Car cette crise peut (doit ?) nous aider à changer sur beaucoup de sujets : notre train de vie quotidien, la course au profit, notre rapport aux autres et à l’environnement. Ce temps d’isolement forcé nous amène à réfléchir à nos valeurs, à nos erreurs, à tout remettre à plat ; mais que restera-t-il de nos bonnes intentions, fruits de cet élan d’introspection et d’autocritique, quand l’activité redémarrera ? Cette quête de sens, ces envies de générosité, d’ouverture, de partage, fantasmées dans la solitude de notre confinement, résisteront-elles l’épreuve du monde réel ?
Personne ne peut prédire l’avenir, mais rien ne serait aussi triste que de laisser passer l’opportunité, que nous offre malgré nous cette crise, d’une réelle remise en question de nos modes de vie et de ses aberrations. Alors soyons plutôt des optimistes engagés, car si rien ne doit plus être comme avant, autant faire en sorte que ça soit en mieux ! Pour ça, de nombreuses possibilités s’offrent à nous. Il n’y a ici aucune injonction, aucune leçon à donner ; juste un point de vue, dans nos rôles respectifs de cuisinier et scientifique, passeurs d’émotions et de savoirs, pour nourrir la réflexion et l’action collective. Le partage est essentiel. La table est un merveilleux endroit pour ça, et la nourriture, une préoccupation quotidienne qui doit être au centre de nos réflexions.

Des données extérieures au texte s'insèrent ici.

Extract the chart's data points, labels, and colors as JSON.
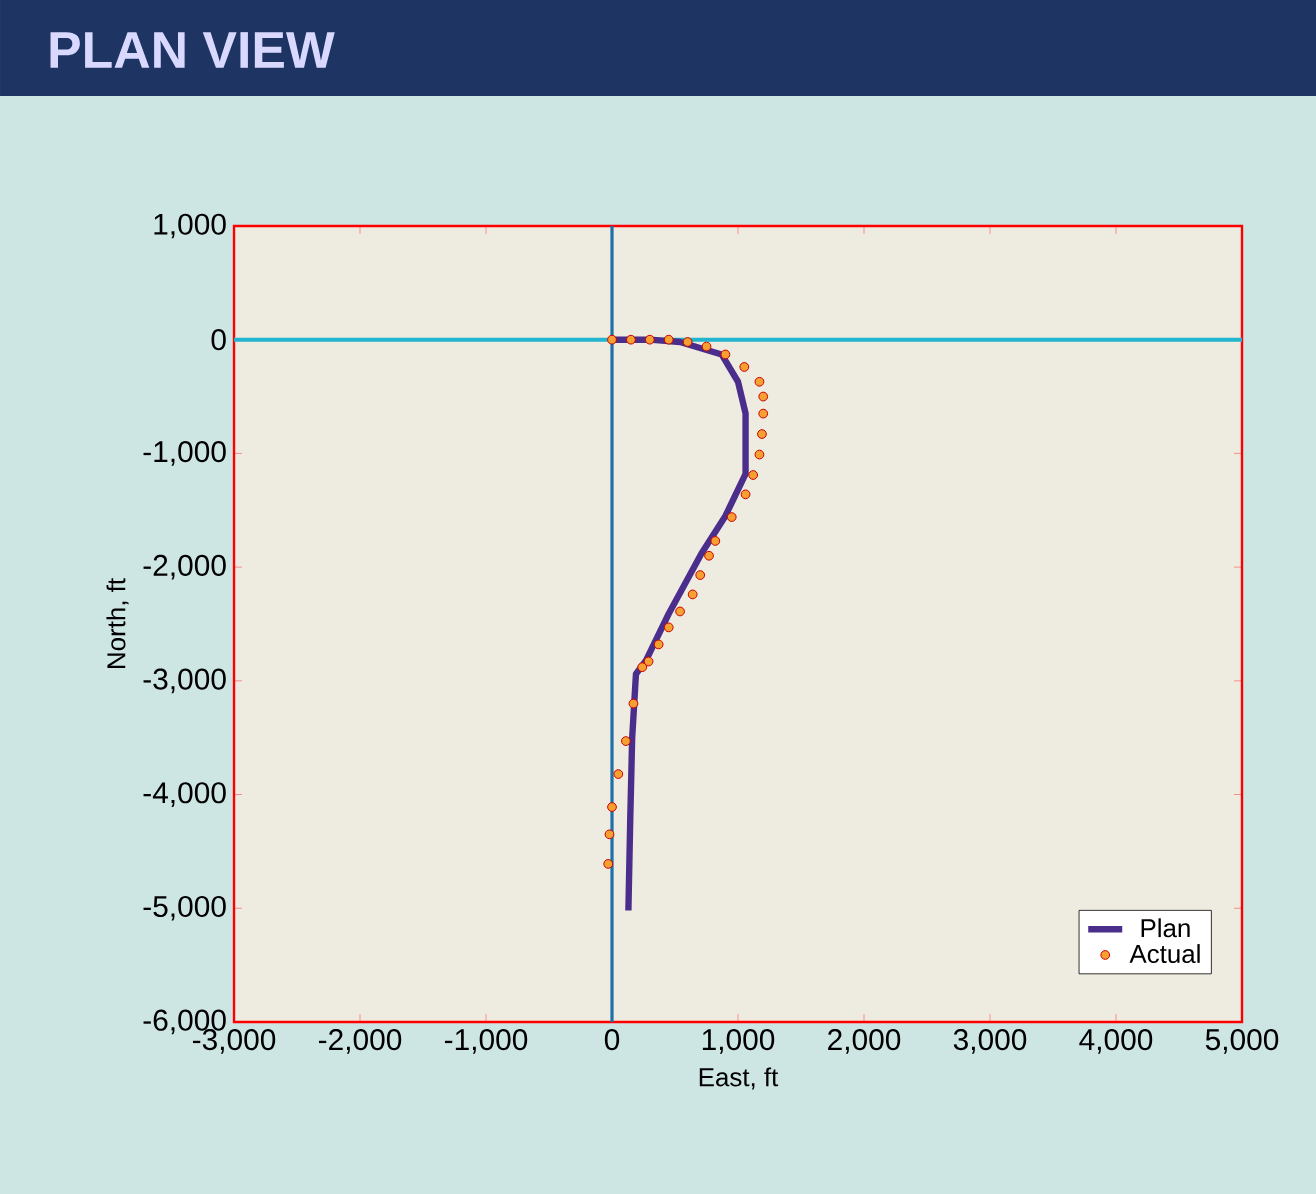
{
  "chart_data": {
    "type": "line",
    "title": "PLAN VIEW",
    "xlabel": "East, ft",
    "ylabel": "North, ft",
    "xlim": [
      -3000,
      5000
    ],
    "ylim": [
      -6000,
      1000
    ],
    "xticks": [
      {
        "value": -3000,
        "label": "-3,000"
      },
      {
        "value": -2000,
        "label": "-2,000"
      },
      {
        "value": -1000,
        "label": "-1,000"
      },
      0,
      {
        "value": 1000,
        "label": "1,000"
      },
      {
        "value": 2000,
        "label": "2,000"
      },
      {
        "value": 3000,
        "label": "3,000"
      },
      {
        "value": 4000,
        "label": "4,000"
      },
      {
        "value": 5000,
        "label": "5,000"
      }
    ],
    "yticks": [
      {
        "value": 1000,
        "label": "1,000"
      },
      0,
      {
        "value": -1000,
        "label": "-1,000"
      },
      {
        "value": -2000,
        "label": "-2,000"
      },
      {
        "value": -3000,
        "label": "-3,000"
      },
      {
        "value": -4000,
        "label": "-4,000"
      },
      {
        "value": -5000,
        "label": "-5,000"
      },
      {
        "value": -6000,
        "label": "-6,000"
      }
    ],
    "legend": "bottom right",
    "ref_lines": [
      {
        "axis": "x",
        "value": 0,
        "color": "#1f6fa8"
      },
      {
        "axis": "y",
        "value": 0,
        "color": "#22b5d0"
      }
    ],
    "series": [
      {
        "name": "Plan",
        "color": "#4b2d8c",
        "x": [
          0,
          300,
          540,
          870,
          1000,
          1060,
          1060,
          900,
          710,
          450,
          270,
          190,
          160,
          145,
          130
        ],
        "values": [
          0,
          0,
          -20,
          -130,
          -370,
          -650,
          -1180,
          -1550,
          -1880,
          -2410,
          -2820,
          -2940,
          -3500,
          -4200,
          -5020
        ]
      },
      {
        "name": "Actual",
        "type": "scatter",
        "color": "#f5a030",
        "x": [
          0,
          150,
          300,
          450,
          600,
          750,
          900,
          1050,
          1170,
          1200,
          1200,
          1190,
          1170,
          1120,
          1060,
          950,
          820,
          770,
          700,
          640,
          540,
          450,
          370,
          290,
          240,
          170,
          110,
          50,
          0,
          -20,
          -30
        ],
        "values": [
          0,
          0,
          0,
          0,
          -20,
          -60,
          -130,
          -240,
          -370,
          -500,
          -650,
          -830,
          -1010,
          -1190,
          -1360,
          -1560,
          -1770,
          -1900,
          -2070,
          -2240,
          -2390,
          -2530,
          -2680,
          -2830,
          -2880,
          -3200,
          -3530,
          -3820,
          -4110,
          -4350,
          -4610
        ]
      }
    ]
  }
}
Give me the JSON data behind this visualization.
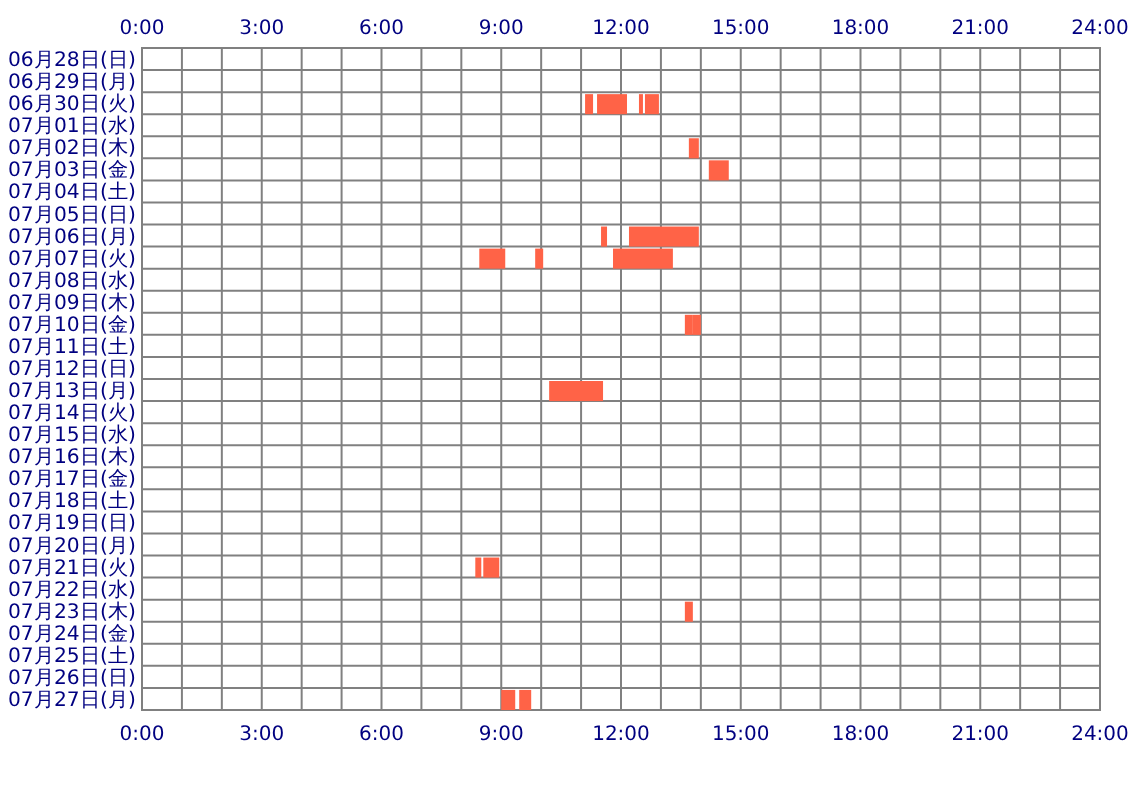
{
  "chart_data": {
    "type": "bar",
    "orientation": "horizontal",
    "grid": true,
    "categories": [
      "06月28日(日)",
      "06月29日(月)",
      "06月30日(火)",
      "07月01日(水)",
      "07月02日(木)",
      "07月03日(金)",
      "07月04日(土)",
      "07月05日(日)",
      "07月06日(月)",
      "07月07日(火)",
      "07月08日(水)",
      "07月09日(木)",
      "07月10日(金)",
      "07月11日(土)",
      "07月12日(日)",
      "07月13日(月)",
      "07月14日(火)",
      "07月15日(水)",
      "07月16日(木)",
      "07月17日(金)",
      "07月18日(土)",
      "07月19日(日)",
      "07月20日(月)",
      "07月21日(火)",
      "07月22日(水)",
      "07月23日(木)",
      "07月24日(金)",
      "07月25日(土)",
      "07月26日(日)",
      "07月27日(月)"
    ],
    "xlim": [
      0,
      24
    ],
    "xticks": [
      {
        "value": 0,
        "label": "0:00"
      },
      {
        "value": 1,
        "label": null
      },
      {
        "value": 2,
        "label": null
      },
      {
        "value": 3,
        "label": "3:00"
      },
      {
        "value": 4,
        "label": null
      },
      {
        "value": 5,
        "label": null
      },
      {
        "value": 6,
        "label": "6:00"
      },
      {
        "value": 7,
        "label": null
      },
      {
        "value": 8,
        "label": null
      },
      {
        "value": 9,
        "label": "9:00"
      },
      {
        "value": 10,
        "label": null
      },
      {
        "value": 11,
        "label": null
      },
      {
        "value": 12,
        "label": "12:00"
      },
      {
        "value": 13,
        "label": null
      },
      {
        "value": 14,
        "label": null
      },
      {
        "value": 15,
        "label": "15:00"
      },
      {
        "value": 16,
        "label": null
      },
      {
        "value": 17,
        "label": null
      },
      {
        "value": 18,
        "label": "18:00"
      },
      {
        "value": 19,
        "label": null
      },
      {
        "value": 20,
        "label": null
      },
      {
        "value": 21,
        "label": "21:00"
      },
      {
        "value": 22,
        "label": null
      },
      {
        "value": 23,
        "label": null
      },
      {
        "value": 24,
        "label": "24:00"
      }
    ],
    "x2lim": [
      0,
      24
    ],
    "x2ticks": [
      {
        "value": 0,
        "label": "0:00"
      },
      {
        "value": 3,
        "label": "3:00"
      },
      {
        "value": 6,
        "label": "6:00"
      },
      {
        "value": 9,
        "label": "9:00"
      },
      {
        "value": 12,
        "label": "12:00"
      },
      {
        "value": 15,
        "label": "15:00"
      },
      {
        "value": 18,
        "label": "18:00"
      },
      {
        "value": 21,
        "label": "21:00"
      },
      {
        "value": 24,
        "label": "24:00"
      }
    ],
    "series": [
      {
        "color": "#ff6347",
        "base": [
          null,
          null,
          11.1,
          null,
          13.7,
          14.2,
          null,
          null,
          11.5,
          8.45,
          null,
          null,
          13.6,
          null,
          null,
          10.2,
          null,
          null,
          null,
          null,
          null,
          null,
          null,
          8.35,
          null,
          13.6,
          null,
          null,
          null,
          9.0
        ],
        "values": [
          null,
          null,
          0.2,
          null,
          0.25,
          0.5,
          null,
          null,
          0.15,
          0.65,
          null,
          null,
          0.2,
          null,
          null,
          1.35,
          null,
          null,
          null,
          null,
          null,
          null,
          null,
          0.15,
          null,
          0.2,
          null,
          null,
          null,
          0.35
        ]
      },
      {
        "color": "#ff6347",
        "base": [
          null,
          null,
          11.4,
          null,
          null,
          null,
          null,
          null,
          12.2,
          9.85,
          null,
          null,
          13.8,
          null,
          null,
          null,
          null,
          null,
          null,
          null,
          null,
          null,
          null,
          8.55,
          null,
          null,
          null,
          null,
          null,
          9.45
        ],
        "values": [
          null,
          null,
          0.75,
          null,
          null,
          null,
          null,
          null,
          1.75,
          0.2,
          null,
          null,
          0.2,
          null,
          null,
          null,
          null,
          null,
          null,
          null,
          null,
          null,
          null,
          0.4,
          null,
          null,
          null,
          null,
          null,
          0.3
        ]
      },
      {
        "color": "#ff6347",
        "base": [
          null,
          null,
          12.45,
          null,
          null,
          null,
          null,
          null,
          null,
          11.8,
          null,
          null,
          null,
          null,
          null,
          null,
          null,
          null,
          null,
          null,
          null,
          null,
          null,
          null,
          null,
          null,
          null,
          null,
          null,
          null
        ],
        "values": [
          null,
          null,
          0.1,
          null,
          null,
          null,
          null,
          null,
          null,
          1.5,
          null,
          null,
          null,
          null,
          null,
          null,
          null,
          null,
          null,
          null,
          null,
          null,
          null,
          null,
          null,
          null,
          null,
          null,
          null,
          null
        ]
      },
      {
        "color": "#ff6347",
        "base": [
          null,
          null,
          12.6,
          null,
          null,
          null,
          null,
          null,
          null,
          null,
          null,
          null,
          null,
          null,
          null,
          null,
          null,
          null,
          null,
          null,
          null,
          null,
          null,
          null,
          null,
          null,
          null,
          null,
          null,
          null
        ],
        "values": [
          null,
          null,
          0.35,
          null,
          null,
          null,
          null,
          null,
          null,
          null,
          null,
          null,
          null,
          null,
          null,
          null,
          null,
          null,
          null,
          null,
          null,
          null,
          null,
          null,
          null,
          null,
          null,
          null,
          null,
          null
        ]
      }
    ]
  }
}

Repenser la production alimentaire
Avec cette crise sanitaire, nous avons découvert l’enjeu stratégique que constitue la filière agricole. Il serait temps de travailler ensemble aux moyens de réconcilier les citoyens et leur agriculture.
Après la dernière guerre, l’objectif était de nourrir la France ; notre pays s’engageait alors dans une course effrénée, mais nécessaire, au rendement : la mécanisation, la chimie sont venues au secours des producteurs. L’objectif, fixé par la PAC (Politique Agricole Commune), d’arriver à une autosuffisance alimentaire est louable, mais à quel prix acceptons-nous de l’atteindre ? Nourrir les français oui, mais pas au détriment de la qualité, de la biodiversité, du bien-être animal, du droit des producteurs de vivre décemment de leur travail. Des modes de culture respectueux de l’environnement, une pêche plus diversifiée et raisonnée, des méthodes d’élevage décentes, une juste rémunération du travail constituent le sine qua non d’une politique agricole digne de ce nom.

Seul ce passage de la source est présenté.